The region faced at least two reported fatalities in elevation-related collapses, in addition to a flood of complaints about shoddy work, including one home, Oddo said, where an unscrupulous contractor took off without bothering to build a staircase so that owners could access their home after it was raised.
Oddo snapped a picture of the home, which remains stair-less nearly 8 years after Katrina.
"Time and again we were warned by various officials about the mistakes made in elevating homes.... Opportunists come out in these tragedies," he said.
To prevent similar problems, Oddo and Ignizio joined City Council Speaker Christine Quinn Wednesday to unveil new legislation designed to protect homeowners, including a bill that will force contractors to give the Department of Buildings at least 48-hours' notice before they begin elevating a home, so inspectors can be dispatched to monitor the work.
Another rule will force the elevation work to be done under the supervision of an approved architect or engineer.
The rules will also require the Department of Consumer Affairs to launch an education campaign about the types of licenses and permits that home contractors need to do elevation work, which typically costs between $35,000 and $70,000, the members said.
"Elevating a home is not simply lifting a house off the ground and putting it on stilts. It's a complex process and proper measures have to be taken before and after the work," Quinn said.
Approximately 100,000 homes across the city were damaged by Hurricane Sandy, and more than 2,000 were destroyed.

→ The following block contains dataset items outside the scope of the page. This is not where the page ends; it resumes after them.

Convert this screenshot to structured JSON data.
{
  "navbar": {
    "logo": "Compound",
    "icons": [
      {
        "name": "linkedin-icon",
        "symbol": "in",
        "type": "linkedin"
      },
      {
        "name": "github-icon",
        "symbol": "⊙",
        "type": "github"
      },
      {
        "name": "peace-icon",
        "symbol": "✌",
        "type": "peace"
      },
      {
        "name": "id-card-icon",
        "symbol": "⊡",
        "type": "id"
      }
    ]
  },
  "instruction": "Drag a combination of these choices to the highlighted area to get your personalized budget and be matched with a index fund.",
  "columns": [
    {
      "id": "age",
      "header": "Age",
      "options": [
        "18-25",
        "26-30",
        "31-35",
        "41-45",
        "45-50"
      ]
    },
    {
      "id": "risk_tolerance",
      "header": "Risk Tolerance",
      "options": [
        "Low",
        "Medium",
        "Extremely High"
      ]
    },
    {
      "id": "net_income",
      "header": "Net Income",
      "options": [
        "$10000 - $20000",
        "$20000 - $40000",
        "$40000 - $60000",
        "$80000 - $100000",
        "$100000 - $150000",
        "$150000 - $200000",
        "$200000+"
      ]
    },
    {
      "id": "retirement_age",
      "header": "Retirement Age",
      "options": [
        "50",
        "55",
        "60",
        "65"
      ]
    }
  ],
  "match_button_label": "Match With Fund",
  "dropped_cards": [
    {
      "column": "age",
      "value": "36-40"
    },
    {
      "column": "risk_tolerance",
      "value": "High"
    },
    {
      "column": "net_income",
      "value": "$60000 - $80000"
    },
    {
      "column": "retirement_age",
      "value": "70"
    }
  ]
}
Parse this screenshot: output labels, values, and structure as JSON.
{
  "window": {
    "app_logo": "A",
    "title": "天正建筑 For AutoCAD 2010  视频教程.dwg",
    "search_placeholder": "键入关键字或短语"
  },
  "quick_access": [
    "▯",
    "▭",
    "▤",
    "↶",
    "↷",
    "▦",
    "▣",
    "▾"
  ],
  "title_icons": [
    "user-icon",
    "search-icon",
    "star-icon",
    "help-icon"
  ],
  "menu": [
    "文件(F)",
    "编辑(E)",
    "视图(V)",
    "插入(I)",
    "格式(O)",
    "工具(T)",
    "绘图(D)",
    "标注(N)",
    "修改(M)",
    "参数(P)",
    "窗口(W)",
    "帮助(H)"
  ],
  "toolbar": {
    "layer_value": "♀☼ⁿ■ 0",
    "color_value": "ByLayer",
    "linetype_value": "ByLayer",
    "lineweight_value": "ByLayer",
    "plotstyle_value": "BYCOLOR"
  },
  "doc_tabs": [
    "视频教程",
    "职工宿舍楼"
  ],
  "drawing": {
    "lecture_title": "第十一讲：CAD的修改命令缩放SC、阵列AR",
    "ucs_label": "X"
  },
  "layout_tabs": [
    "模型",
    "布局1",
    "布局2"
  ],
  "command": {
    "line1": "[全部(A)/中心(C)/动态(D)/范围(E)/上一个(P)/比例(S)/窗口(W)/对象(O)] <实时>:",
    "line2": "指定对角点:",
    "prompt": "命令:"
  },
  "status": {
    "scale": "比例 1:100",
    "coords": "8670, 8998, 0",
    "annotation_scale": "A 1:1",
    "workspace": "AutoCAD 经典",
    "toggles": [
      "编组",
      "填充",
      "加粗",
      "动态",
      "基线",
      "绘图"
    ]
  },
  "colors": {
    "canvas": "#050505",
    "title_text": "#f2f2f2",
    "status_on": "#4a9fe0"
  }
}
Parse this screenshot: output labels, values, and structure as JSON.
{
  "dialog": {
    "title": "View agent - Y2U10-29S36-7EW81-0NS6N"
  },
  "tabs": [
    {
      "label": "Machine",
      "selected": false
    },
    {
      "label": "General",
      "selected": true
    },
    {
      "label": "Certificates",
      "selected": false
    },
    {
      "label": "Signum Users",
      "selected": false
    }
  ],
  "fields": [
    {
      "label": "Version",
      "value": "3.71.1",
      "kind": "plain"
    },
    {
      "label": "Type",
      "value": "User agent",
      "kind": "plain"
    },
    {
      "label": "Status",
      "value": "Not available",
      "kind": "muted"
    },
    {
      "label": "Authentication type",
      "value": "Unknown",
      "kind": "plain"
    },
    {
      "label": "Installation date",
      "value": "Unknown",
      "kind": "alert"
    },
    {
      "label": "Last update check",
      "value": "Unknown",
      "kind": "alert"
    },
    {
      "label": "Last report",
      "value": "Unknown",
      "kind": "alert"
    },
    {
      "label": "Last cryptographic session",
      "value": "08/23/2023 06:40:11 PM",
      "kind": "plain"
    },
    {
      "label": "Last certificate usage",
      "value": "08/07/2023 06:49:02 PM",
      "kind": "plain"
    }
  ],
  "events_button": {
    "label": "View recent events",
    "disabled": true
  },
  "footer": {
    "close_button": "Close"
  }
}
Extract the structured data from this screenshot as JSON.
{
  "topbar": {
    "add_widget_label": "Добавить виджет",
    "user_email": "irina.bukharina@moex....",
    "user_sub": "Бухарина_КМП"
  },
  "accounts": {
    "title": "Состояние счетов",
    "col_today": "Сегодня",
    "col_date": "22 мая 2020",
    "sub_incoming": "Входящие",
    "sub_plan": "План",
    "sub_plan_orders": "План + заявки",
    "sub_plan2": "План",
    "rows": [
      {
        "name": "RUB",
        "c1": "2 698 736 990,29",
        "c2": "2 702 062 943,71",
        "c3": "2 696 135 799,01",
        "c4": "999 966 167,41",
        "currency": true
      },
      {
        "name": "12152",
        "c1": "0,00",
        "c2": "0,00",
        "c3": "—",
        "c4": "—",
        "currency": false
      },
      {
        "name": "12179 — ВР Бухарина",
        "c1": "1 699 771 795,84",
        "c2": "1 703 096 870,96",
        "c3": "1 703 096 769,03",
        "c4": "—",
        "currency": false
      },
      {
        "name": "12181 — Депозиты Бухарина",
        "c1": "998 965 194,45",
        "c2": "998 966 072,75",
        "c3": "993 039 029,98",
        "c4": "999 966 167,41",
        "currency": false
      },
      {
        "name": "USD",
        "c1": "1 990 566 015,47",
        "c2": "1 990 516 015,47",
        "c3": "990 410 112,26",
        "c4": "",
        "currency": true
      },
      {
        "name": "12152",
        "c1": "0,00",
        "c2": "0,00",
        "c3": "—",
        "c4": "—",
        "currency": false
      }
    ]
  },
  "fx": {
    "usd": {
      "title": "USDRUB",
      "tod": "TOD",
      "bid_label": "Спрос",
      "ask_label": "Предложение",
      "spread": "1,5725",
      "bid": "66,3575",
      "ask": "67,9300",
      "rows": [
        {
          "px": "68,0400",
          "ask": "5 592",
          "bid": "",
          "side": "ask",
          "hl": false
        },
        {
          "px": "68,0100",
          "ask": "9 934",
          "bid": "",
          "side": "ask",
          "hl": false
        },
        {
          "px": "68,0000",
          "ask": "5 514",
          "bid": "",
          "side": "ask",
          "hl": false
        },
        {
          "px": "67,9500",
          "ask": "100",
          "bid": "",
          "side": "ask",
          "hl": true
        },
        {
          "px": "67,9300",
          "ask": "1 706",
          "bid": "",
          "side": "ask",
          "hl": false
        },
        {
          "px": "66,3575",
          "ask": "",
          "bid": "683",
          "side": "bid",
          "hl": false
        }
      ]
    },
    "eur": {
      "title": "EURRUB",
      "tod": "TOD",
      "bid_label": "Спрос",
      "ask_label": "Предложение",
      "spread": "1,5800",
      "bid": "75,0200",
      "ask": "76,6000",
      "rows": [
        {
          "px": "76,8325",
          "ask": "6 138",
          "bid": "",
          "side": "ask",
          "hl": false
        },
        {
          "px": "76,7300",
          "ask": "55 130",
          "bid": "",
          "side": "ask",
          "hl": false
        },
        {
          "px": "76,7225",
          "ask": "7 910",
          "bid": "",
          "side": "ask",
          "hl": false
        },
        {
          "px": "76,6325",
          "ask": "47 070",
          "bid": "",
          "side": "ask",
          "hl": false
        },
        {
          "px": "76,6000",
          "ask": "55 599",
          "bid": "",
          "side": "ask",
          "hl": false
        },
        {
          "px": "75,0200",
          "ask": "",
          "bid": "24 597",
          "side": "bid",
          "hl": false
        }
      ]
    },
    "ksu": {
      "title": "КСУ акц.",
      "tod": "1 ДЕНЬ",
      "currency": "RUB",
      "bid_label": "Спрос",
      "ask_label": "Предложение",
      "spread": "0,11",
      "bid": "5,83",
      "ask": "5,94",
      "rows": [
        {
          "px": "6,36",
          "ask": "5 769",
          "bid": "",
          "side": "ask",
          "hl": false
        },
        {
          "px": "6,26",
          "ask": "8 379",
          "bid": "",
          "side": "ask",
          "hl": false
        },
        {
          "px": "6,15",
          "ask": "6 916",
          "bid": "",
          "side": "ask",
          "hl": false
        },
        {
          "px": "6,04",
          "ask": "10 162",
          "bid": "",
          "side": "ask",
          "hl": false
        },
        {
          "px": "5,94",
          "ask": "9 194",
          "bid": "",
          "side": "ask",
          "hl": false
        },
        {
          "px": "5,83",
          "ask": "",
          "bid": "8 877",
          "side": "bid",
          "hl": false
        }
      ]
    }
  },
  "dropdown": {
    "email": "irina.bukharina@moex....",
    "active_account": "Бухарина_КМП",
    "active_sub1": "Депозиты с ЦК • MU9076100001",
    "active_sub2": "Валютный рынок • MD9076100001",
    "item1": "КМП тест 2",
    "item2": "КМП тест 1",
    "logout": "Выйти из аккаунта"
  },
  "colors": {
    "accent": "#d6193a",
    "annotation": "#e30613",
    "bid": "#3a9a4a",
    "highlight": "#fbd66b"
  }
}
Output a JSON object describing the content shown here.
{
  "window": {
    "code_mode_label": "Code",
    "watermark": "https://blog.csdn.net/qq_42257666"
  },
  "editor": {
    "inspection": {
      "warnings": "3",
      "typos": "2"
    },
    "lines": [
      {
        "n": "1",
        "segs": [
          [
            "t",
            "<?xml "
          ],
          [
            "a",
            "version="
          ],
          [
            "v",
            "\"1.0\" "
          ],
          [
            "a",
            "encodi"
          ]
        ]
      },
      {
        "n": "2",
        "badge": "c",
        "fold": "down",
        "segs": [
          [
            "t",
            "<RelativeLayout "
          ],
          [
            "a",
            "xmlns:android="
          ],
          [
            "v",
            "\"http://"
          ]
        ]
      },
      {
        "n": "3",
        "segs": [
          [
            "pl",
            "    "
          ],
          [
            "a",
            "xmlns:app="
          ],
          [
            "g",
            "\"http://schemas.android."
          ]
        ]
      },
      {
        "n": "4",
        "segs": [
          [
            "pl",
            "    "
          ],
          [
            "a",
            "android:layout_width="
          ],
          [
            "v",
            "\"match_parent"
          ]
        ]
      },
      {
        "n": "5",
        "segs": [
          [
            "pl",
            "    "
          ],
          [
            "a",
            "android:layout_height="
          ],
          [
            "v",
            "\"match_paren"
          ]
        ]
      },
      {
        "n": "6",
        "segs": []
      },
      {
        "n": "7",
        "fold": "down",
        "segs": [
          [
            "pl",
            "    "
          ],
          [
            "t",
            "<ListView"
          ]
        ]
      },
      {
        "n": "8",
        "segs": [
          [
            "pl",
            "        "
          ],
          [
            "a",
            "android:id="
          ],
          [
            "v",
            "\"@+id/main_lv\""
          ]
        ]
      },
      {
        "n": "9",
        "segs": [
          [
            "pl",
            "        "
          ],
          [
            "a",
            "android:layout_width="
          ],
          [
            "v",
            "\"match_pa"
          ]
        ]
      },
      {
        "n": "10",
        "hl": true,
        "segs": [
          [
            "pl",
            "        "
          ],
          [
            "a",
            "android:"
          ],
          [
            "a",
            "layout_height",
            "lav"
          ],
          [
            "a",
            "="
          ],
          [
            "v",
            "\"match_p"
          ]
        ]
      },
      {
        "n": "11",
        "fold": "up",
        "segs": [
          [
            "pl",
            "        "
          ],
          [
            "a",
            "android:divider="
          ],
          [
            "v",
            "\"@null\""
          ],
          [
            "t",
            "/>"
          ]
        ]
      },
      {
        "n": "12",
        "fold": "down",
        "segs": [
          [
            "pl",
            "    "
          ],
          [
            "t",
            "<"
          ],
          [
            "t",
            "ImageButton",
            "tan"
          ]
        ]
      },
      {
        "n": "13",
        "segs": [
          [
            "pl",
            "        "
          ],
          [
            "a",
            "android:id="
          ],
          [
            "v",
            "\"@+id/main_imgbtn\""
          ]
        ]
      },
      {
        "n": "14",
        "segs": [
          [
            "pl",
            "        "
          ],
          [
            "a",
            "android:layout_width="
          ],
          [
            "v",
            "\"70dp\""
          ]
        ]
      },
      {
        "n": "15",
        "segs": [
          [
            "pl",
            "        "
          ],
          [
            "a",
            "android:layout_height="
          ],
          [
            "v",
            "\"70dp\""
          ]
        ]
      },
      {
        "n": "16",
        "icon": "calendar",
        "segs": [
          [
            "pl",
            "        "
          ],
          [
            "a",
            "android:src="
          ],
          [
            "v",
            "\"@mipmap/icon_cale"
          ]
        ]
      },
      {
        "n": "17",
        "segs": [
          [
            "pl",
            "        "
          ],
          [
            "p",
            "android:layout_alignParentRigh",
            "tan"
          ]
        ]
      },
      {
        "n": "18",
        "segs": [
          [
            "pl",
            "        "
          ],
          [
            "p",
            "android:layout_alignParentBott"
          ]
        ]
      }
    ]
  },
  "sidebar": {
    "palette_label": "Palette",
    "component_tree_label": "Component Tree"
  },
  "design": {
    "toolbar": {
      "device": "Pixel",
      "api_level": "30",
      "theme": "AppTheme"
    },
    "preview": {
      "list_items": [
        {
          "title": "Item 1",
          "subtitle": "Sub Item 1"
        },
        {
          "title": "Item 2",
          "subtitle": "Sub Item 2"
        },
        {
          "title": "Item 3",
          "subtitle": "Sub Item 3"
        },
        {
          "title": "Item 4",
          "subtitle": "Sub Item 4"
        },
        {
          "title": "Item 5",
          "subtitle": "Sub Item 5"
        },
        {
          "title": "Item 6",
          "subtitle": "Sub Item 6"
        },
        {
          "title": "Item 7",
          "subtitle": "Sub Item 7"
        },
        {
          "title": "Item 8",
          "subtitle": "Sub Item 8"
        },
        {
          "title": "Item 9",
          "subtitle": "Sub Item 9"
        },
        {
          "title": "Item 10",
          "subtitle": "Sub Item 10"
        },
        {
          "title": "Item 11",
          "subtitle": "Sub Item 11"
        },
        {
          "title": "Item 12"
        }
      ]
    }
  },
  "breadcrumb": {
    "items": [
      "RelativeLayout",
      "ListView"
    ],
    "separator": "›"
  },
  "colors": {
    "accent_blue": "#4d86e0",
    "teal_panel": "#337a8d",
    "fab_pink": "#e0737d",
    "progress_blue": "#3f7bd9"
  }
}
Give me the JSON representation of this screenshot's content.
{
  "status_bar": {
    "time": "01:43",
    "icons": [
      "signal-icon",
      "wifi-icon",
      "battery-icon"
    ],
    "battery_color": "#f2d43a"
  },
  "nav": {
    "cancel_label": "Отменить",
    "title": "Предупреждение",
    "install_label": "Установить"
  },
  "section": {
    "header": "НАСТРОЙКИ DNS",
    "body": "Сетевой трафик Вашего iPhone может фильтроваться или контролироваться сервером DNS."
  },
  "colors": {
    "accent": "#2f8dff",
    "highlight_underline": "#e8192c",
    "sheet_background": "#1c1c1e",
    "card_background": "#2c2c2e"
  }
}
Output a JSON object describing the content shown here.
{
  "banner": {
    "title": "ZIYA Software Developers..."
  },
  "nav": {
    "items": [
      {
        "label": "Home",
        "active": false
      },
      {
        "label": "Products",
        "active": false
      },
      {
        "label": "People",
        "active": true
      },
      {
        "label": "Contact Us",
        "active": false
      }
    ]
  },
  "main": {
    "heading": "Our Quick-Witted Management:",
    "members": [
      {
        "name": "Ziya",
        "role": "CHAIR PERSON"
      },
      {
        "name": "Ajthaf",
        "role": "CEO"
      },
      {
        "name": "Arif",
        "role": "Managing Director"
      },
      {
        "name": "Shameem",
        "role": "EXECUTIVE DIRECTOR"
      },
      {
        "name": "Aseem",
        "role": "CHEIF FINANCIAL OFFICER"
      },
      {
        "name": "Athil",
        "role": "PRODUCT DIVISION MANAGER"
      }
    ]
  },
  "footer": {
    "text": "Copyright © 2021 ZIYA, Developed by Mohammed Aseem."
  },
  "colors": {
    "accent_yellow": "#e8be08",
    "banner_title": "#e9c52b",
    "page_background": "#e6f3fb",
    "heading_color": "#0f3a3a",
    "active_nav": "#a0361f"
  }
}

It's too soon to say how many homeowners will choose to elevate their homes, said Quinn, who explained that it will be up to homeowners to decide whether they want to elevate their homes or pay more in flood insurance rates.
Officials believe much of the cost of putting homes on stilts will eventually be covered by federal grant money as well as the Federal Emergency Management Agency, which helped compensate homeowners after Katrina.
Mayor Michael Bloomberg signed an executive order last month altering zoning rules to allow owners to elevate their homes above current height limits to get them out of harm's way.
"We look forward to learning the details of the proposed legislation and working with the Speaker and the entire Council in our continued efforts to help those impacted by Sandy make a speedy recovery," a spokeswoman for the mayor said in a statement.